The above considerations should assist you in making an informed decision on which Headless CMS best suits your use-cases. To get a more in-depth analysis into considerations when opting for a Headless CMS, download our Headless CMS Buyer's Guide.
Frequently Asked Questions
What types of Headless CMS exist?
There are usually two types of Headless CMS. Open-Source Headless CMS, and Cloud-based (SaaS) Headless CMS.
Some headless CMS options are completely open-source software solutions, meaning developers can access the source code if need be. Examples of this are Ghost, Headless WordPress, and Netlify CMS.
Many Headless CMS options are cloud-based SaaS solutions that can either be hosted in the cloud or on-site. Popular Headless CMS options include Hygraph, Contentful, and Contentstack.
What are common features of a Headless CMS?
All Headless CMS should first and foremost be API-driven and provide a robust Content API. These can either be RESTful or GraphQL Headless CMS. They also commonly provide a GUI (Editor interface), act as a Content Hub, provide Content Versioning, Content Taxonomies, and User Permissions.
More advanced Headless CMS would provide Digital Asset Management, Content-based Permissions, Webhooks & Integrations, and an SDK to manage content programmatically.
What are the benefits of a Headless CMS?
Headless CMS often allow for multi-platform and omnichannel content delivery since they aren’t tightly coupled to the presentation layer or frontend. Headless CMS also give flexibility to developers to use their preferred frontend frameworks and backends, without “locking them in” to a predefined tech stack.
Who uses Headless CMS?
Headless CMS are first and foremost used by developers, who define the content model and structure the content to be queried based on their use cases. Since headless CMS removes the static front-end delivery of a WCMS, presentation layers must be built before content can be delivered.
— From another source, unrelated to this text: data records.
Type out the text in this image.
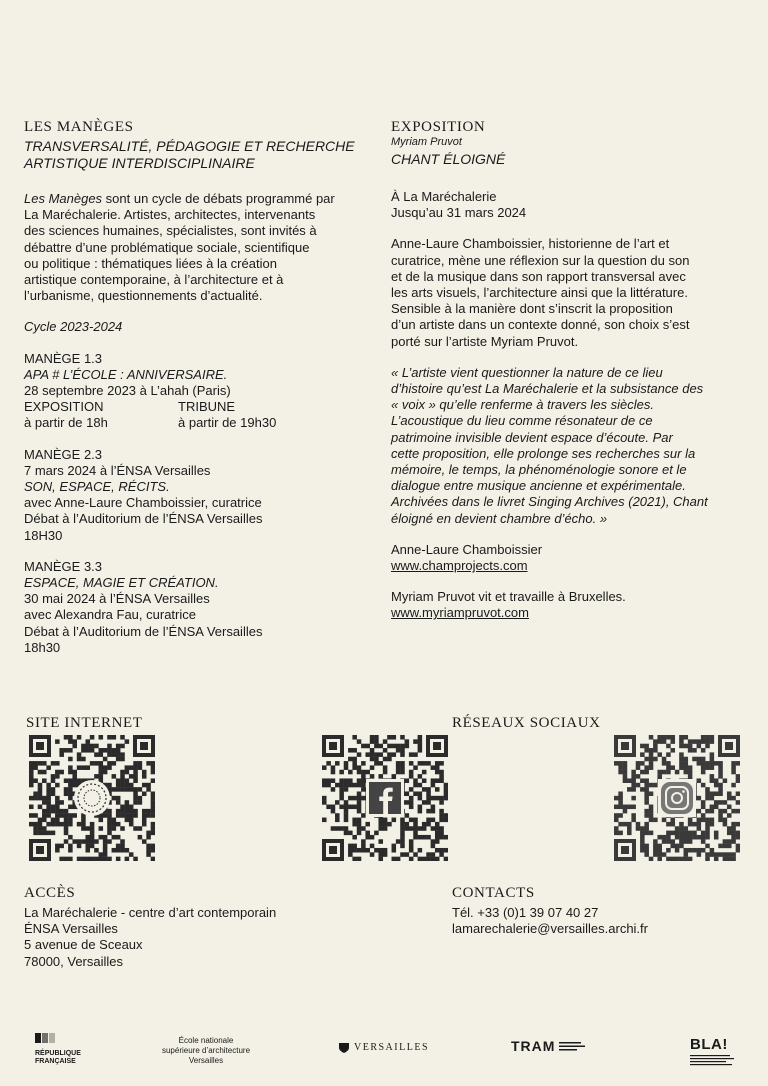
LES MANÈGES
TRANSVERSALITÉ, PÉDAGOGIE ET RECHERCHE
ARTISTIQUE INTERDISCIPLINAIRE

Les Manèges sont un cycle de débats programmé par

La Maréchalerie. Artistes, architectes, intervenants

des sciences humaines, spécialistes, sont invités à

débattre d’une problématique sociale, scientifique

ou politique : thématiques liées à la création

artistique contemporaine, à l’architecture et à

l’urbanisme, questionnements d’actualité.

Cycle 2023-2024

MANÈGE 1.3

APA # L’ÉCOLE : ANNIVERSAIRE.

28 septembre 2023 à L’ahah (Paris)

EXPOSITION

à partir de 18h

TRIBUNE

à partir de 19h30

MANÈGE 2.3

7 mars 2024 à l’ÉNSA Versailles

SON, ESPACE, RÉCITS.

avec Anne-Laure Chamboissier, curatrice

Débat à l’Auditorium de l’ÉNSA Versailles

18H30

MANÈGE 3.3

ESPACE, MAGIE ET CRÉATION.

30 mai 2024 à l’ÉNSA Versailles

avec Alexandra Fau, curatrice

Débat à l’Auditorium de l’ÉNSA Versailles

18h30

EXPOSITION
Myriam Pruvot
CHANT ÉLOIGNÉ

À La Maréchalerie

Jusqu’au 31 mars 2024

Anne-Laure Chamboissier, historienne de l’art et

curatrice, mène une réflexion sur la question du son

et de la musique dans son rapport transversal avec

les arts visuels, l’architecture ainsi que la littérature.

Sensible à la manière dont s’inscrit la proposition

d’un artiste dans un contexte donné, son choix s’est

porté sur l’artiste Myriam Pruvot.

« L’artiste vient questionner la nature de ce lieu

d’histoire qu’est La Maréchalerie et la subsistance des

« voix » qu’elle renferme à travers les siècles.

L’acoustique du lieu comme résonateur de ce

patrimoine invisible devient espace d’écoute. Par

cette proposition, elle prolonge ses recherches sur la

mémoire, le temps, la phénoménologie sonore et le

dialogue entre musique ancienne et expérimentale.

Archivées dans le livret Singing Archives (2021), Chant

éloigné en devient chambre d’écho. »

Anne-Laure Chamboissier

www.champrojects.com

Myriam Pruvot vit et travaille à Bruxelles.

www.myriampruvot.com

SITE INTERNET	RÉSEAUX SOCIAUX
ACCÈS

La Maréchalerie - centre d’art contemporain

ÉNSA Versailles

5 avenue de Sceaux

78000, Versailles

CONTACTS

Tél. +33 (0)1 39 07 40 27

lamarechalerie@versailles.archi.fr

RÉPUBLIQUE
FRANÇAISE
École nationale
supérieure d’architecture
Versailles
VERSAILLES	TRAM	BLA!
Once the structure is set, marketers and content editors begin to work with the CMS. While developers and programmers will likely spend the most time within a headless CMS, marketers, content creators, and content editors still leverage some features within one. In particular, written content and assets still need to be added to the CMS’s content repository.
What should I look for in a Headless CMS?
Once you have defined the needs around assets and content for your organization, it’s important to start shortlisting the requirements needed for a CMS. Several teams require extensibility, which Headless CMS can easily accomplish. In the case of Hygraph, there are several native integrations, and for services that don’t have a native integration, one can easily be built by leveraging the granular webhooks features.
What are some challenges to consider when choosing Headless CMS?
It can be quite tricky to make the transition to a Headless CMS when coming from a pure Web-CMS background. Headless CMS doesn’t offer the traditional WYSIWYG feeling to content creation since they aren’t solely intended for managing websites and decouple the presentation layer from the back-end. Another big concern is usually SEO since Headless CMS doesn’t offer the plug-and-play comfort of options like WordPress with Yoast. SEO has to be treated as “data”, and the technical foundation of the digital platform is at the hands of the development team.